On May 28, the CRTC renewed the licence of CFCB until August 31, 2016. The renewal included CFNW Port Aux Choix, CFNN-FM St. Anthony and CFDL-FM Deer Lake.
Katherine Hogan was promoted to general sales manager, Western Newfoundland (Corner Brook) for the Steele Communications radio stations. She had been an account executive at CFSX Stephenville.
On January 25, the CRTC approved the application by Newcap Inc. to amend the licence for CFCB Corner Brook in order to operate an FM transmitter at Port au Choix to replace the existing AM transmitter CFNW. The new transmitter would operate at 96.7 MHz (channel 244A) with an average effective radiated power of 1,900 watts (maximum ERP of 4,300 watts with an effective height of antenna above average terrain of 43.1 metres). Newcap stated that the antennas of its AM transmitters were brought down by wind and ice last year and that it had since been operating a temporary, much lower power AM antenna. The licensee also noted that it was informed by Parks Canada that the construction required to replace its AM transmitters on their existing site could irreparably damage a sensitive resource area in a National Historic Site. Newcap therefore submitted that building an FM transmitter was the least disruptive option and would significantly improve the quality of service and reliability of CFNW.
CFNW Port Au Choix moved from 790 kHz to 96.7 MHz with 1,900 watts (4,300 watts maximum ERP). It continued to simulcast CFCB 570.
On September 25, the CRTC approved an increase in daytime power for CFCB, from 1,000 to 10,000 watts.
In November it was announced that CFCB and K-Rock 103.9 would be relocating to the Glynmill Inn, owned by Steele Communications.
CFGN 1230 Port Aux Basques received CRTC approval to move to 96.7 FM with ERP of 1,240 watts.

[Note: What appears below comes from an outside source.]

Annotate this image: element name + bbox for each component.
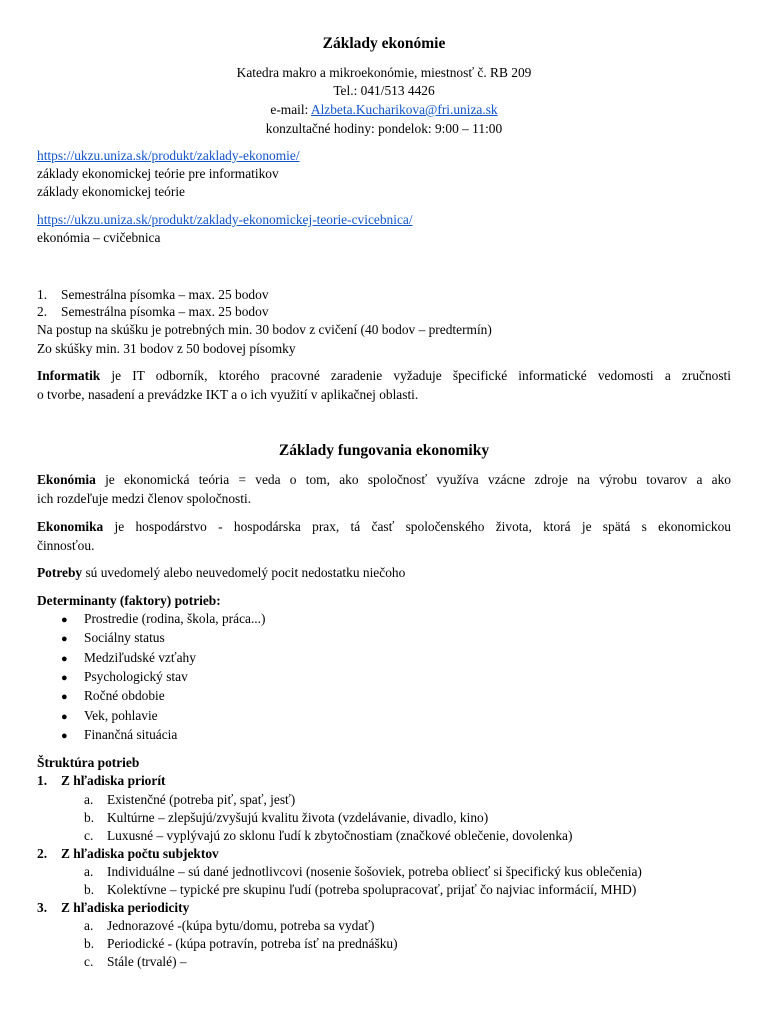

On October 23, the CRTC approved an application by Newfoundland Capital Corporation Limited, on behalf of Newcap Inc. and its licensed broadcasting subsidiaries, for authorization to effect a change in the ownership and effective control of various radio and television broadcasting undertakings in British Columbia, Alberta, Ontario, New Brunswick, Nova Scotia, Prince Edward Island, and Newfoundland and Labrador, so that effective control of the undertakings would be exercised by Eric Boyko (Stingray Digital Group Inc.). Stingray took ownership of the stations just a few days later.